In recent years, NASCAR’s made sweeping changes to how it crowns champions in its top series—most notably and controversially, deciding titles amongst four drivers at a single track to end the year. In 2020, that track will go from the 1.5-mile Homestead-Miami Speedway, which has hosted the finale since 2002, to the mile-long ISM Raceway in Arizona.
That change, and plenty of others, are part of a partial schedule reorganization for the 2020 Monster Energy NASCAR Cup Series season, announced by NASCAR on Tuesday. Major potential overhauls like venue changes aren’t expected until 2021, when Racer reports that current sanctioning agreements end.
But for now, about all NASCAR can do is shuffle the tracks currently has on the schedule—and shuffle it did. The full 2020 schedule is here.
In addition to the race that decides it all moving to a completely different type of race track next year, NASCAR announced that the triangular, three-turn Pocono Raceway in Pennsylvania will get a doubleheader, Darlington Raceway will open the playoffs, and eternal crapshoot race that is Daytona International Speedway will end the regular season.
That last part means anyone on the bubble to make the playoffs heading into the wreck fest that is Daytona should get comfortable with the idea of selling their soul for a spot in the postseason, because talent alone won’t guarantee it.
But more importantly than that, the new schedule highlights part of NASCAR’s new playoff system that’s hard to accept, and probably always will be.
The playoffs, in case that’s a new one for you in of motorsports, are NASCAR’s modern way to award a title. As of 2014 in the Cup Series and later in its other two national series, NASCAR titles are ultimately decided by the outcome one race instead of a stretch of races on different types of tracks. It makes things more exciting and more like the “Game 7” moments NASCAR tries so hard to create, but it also comes with its own share of problems.
These days in the Cup Series, 16 drivers qualify for the 10-race playoffs, with four drivers eliminated after each three of the first nine races. The highest finisher of the four drivers left in the final race becomes the champion. If a playoff driver wrecks in the final race and the others don’t, that’s too bad.
It’s a concept that’s still hard to buy into, for a lot of reasons—one of which being that the dominant drivers of the year don’t always win like they probably should have, and one of which is highlighted by NASCAR changing its venue.

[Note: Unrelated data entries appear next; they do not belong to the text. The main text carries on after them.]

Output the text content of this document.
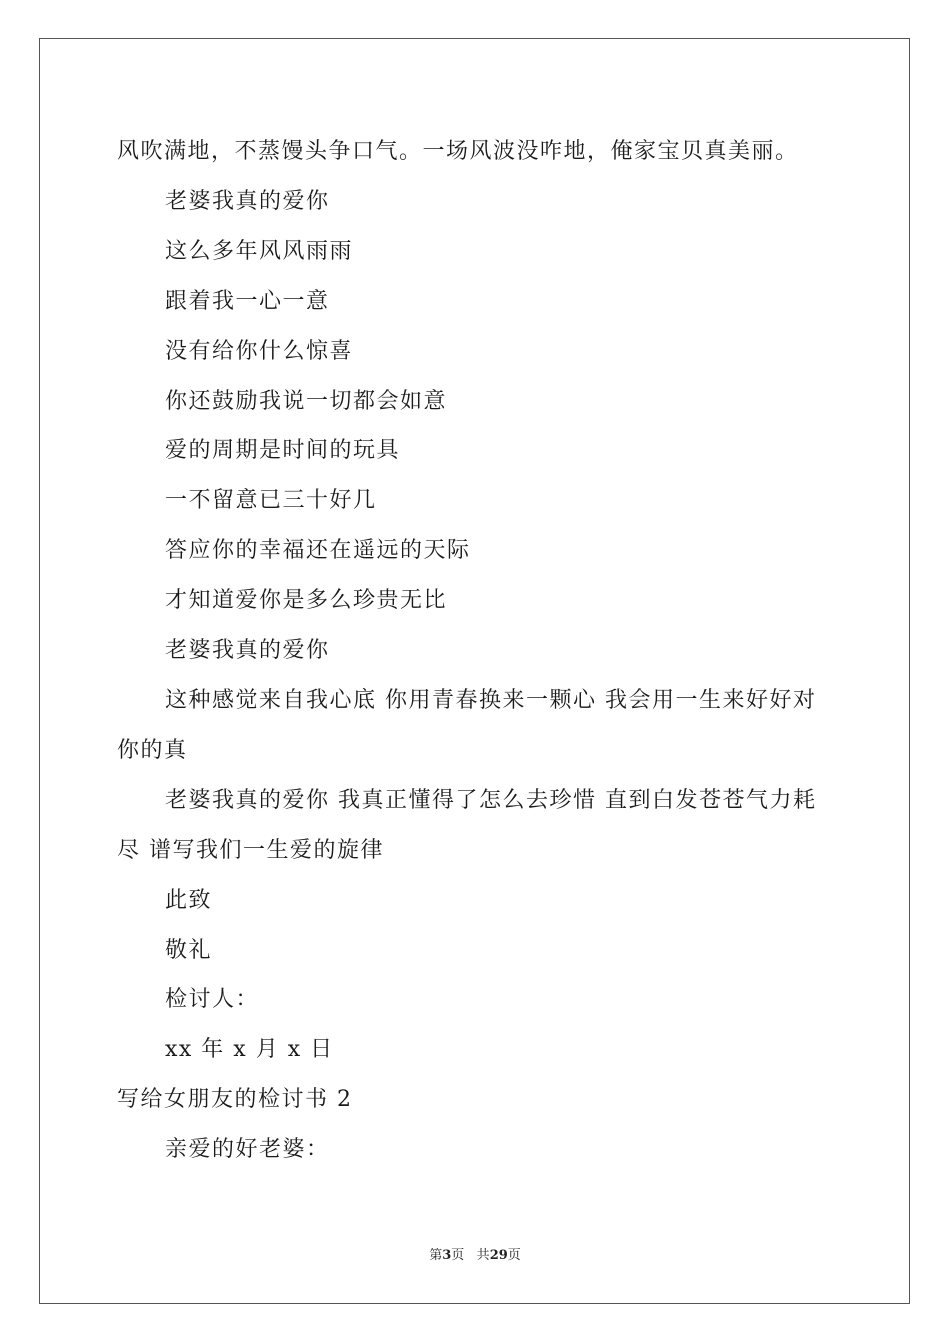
风吹满地，不蒸馒头争口气。一场风波没咋地，俺家宝贝真美丽。

老婆我真的爱你

这么多年风风雨雨

跟着我一心一意

没有给你什么惊喜

你还鼓励我说一切都会如意

爱的周期是时间的玩具

一不留意已三十好几

答应你的幸福还在遥远的天际

才知道爱你是多么珍贵无比

老婆我真的爱你

这种感觉来自我心底 你用青春换来一颗心 我会用一生来好好对

你的真

老婆我真的爱你 我真正懂得了怎么去珍惜 直到白发苍苍气力耗

尽 谱写我们一生爱的旋律

此致

敬礼

检讨人：

xx 年 x 月 x 日

写给女朋友的检讨书 2

亲爱的好老婆：

第3页 共29页
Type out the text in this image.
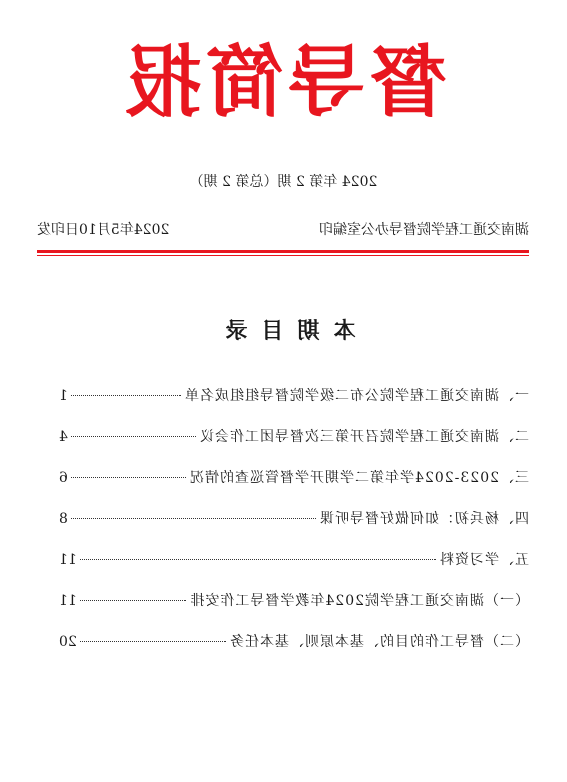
督导简报
2024 年第 2 期（总第 2 期）
湖南交通工程学院督导办公室编印
2024年5月10日印发
本期目录
一、湖南交通工程学院公布二级学院督导组组成名单
1
二、湖南交通工程学院召开第三次督导团工作会议
4
三、2023-2024学年第二学期开学督管巡查的情况
6
四、杨兵初：如何做好督导听课
8
五、学习资料
11
（一）湖南交通工程学院2024年教学督导工作安排
11
（二）督导工作的目的、基本原则、基本任务
20
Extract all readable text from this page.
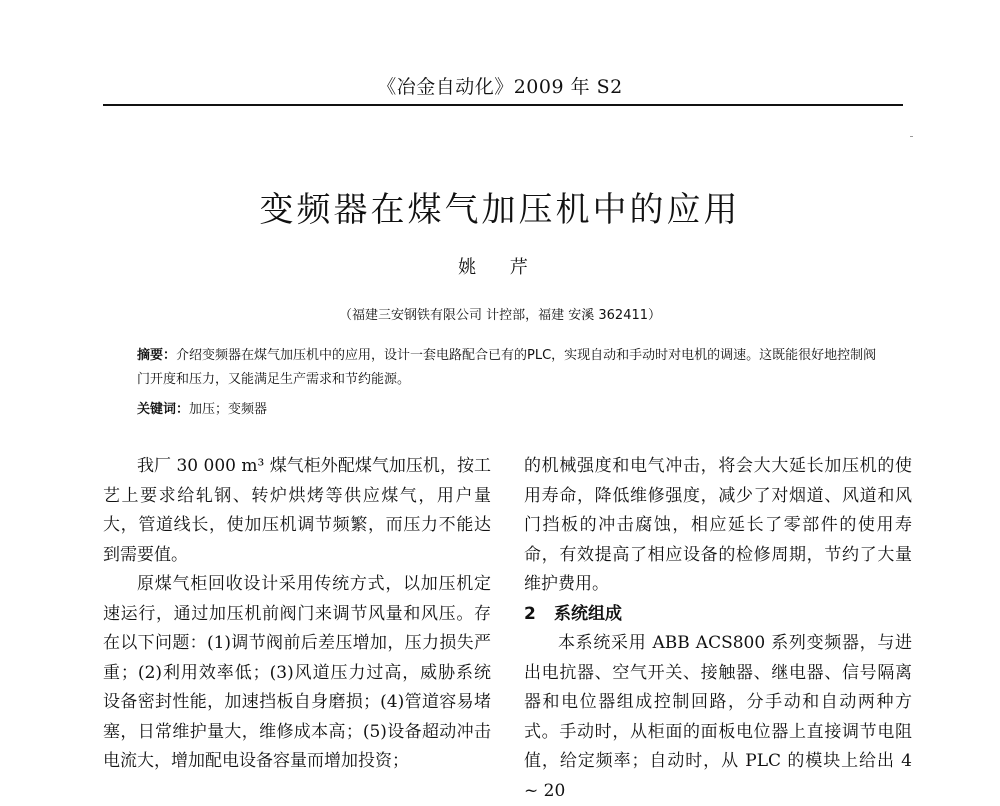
《冶金自动化》2009 年 S2
变频器在煤气加压机中的应用
姚 芹
（福建三安钢铁有限公司 计控部，福建 安溪 362411）
摘要：介绍变频器在煤气加压机中的应用，设计一套电路配合已有的PLC，实现自动和手动时对电机的调速。这既能很好地控制阀门开度和压力，又能满足生产需求和节约能源。
关键词：加压；变频器

我厂 30 000 m³ 煤气柜外配煤气加压机，按工艺上要求给轧钢、转炉烘烤等供应煤气，用户量大，管道线长，使加压机调节频繁，而压力不能达到需要值。

原煤气柜回收设计采用传统方式，以加压机定速运行，通过加压机前阀门来调节风量和风压。存在以下问题：(1)调节阀前后差压增加，压力损失严重；(2)利用效率低；(3)风道压力过高，威胁系统设备密封性能，加速挡板自身磨损；(4)管道容易堵塞，日常维护量大，维修成本高；(5)设备超动冲击电流大，增加配电设备容量而增加投资；

的机械强度和电气冲击，将会大大延长加压机的使用寿命，降低维修强度，减少了对烟道、风道和风门挡板的冲击腐蚀，相应延长了零部件的使用寿命，有效提高了相应设备的检修周期，节约了大量维护费用。

2 系统组成

本系统采用 ABB ACS800 系列变频器，与进出电抗器、空气开关、接触器、继电器、信号隔离器和电位器组成控制回路，分手动和自动两种方式。手动时，从柜面的面板电位器上直接调节电阻值，给定频率；自动时，从 PLC 的模块上给出 4 ~ 20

Having one race decide the champion in NASCAR’s three national touring series, in addition to being questionable simply because racing is a sport where a fluke of a mechanical failure can doom a driver’s race, is puzzling. Motorsports aren’t like ball sports, where fields are about as constant as regulations can make them from venue to venue. Weather and other things can play a factor, of course, but the yardage and shape of a football field don’t change each game—inherently benefitting athletes and teams who are better on that kind of layout.
Moving from a 1.5-mile track in Florida, where certain cars and drivers have an advantage, to a one-mile track 2,400 miles away where that’s also the case, highlights how the current format can benefit certain contenders over others.
Sure, the four drivers remaining in contention for one of NASCAR’s national titles at the end of every season should be able to overcome any disadvantage that the layout or location of a race track can present. Otherwise, they probably shouldn’t be in contention for it.
But it’s also hard not to feel like it all happens too quickly when NASCAR decides its national champions, even if the race leading up to that moment decision was exciting—just like NASCAR intended.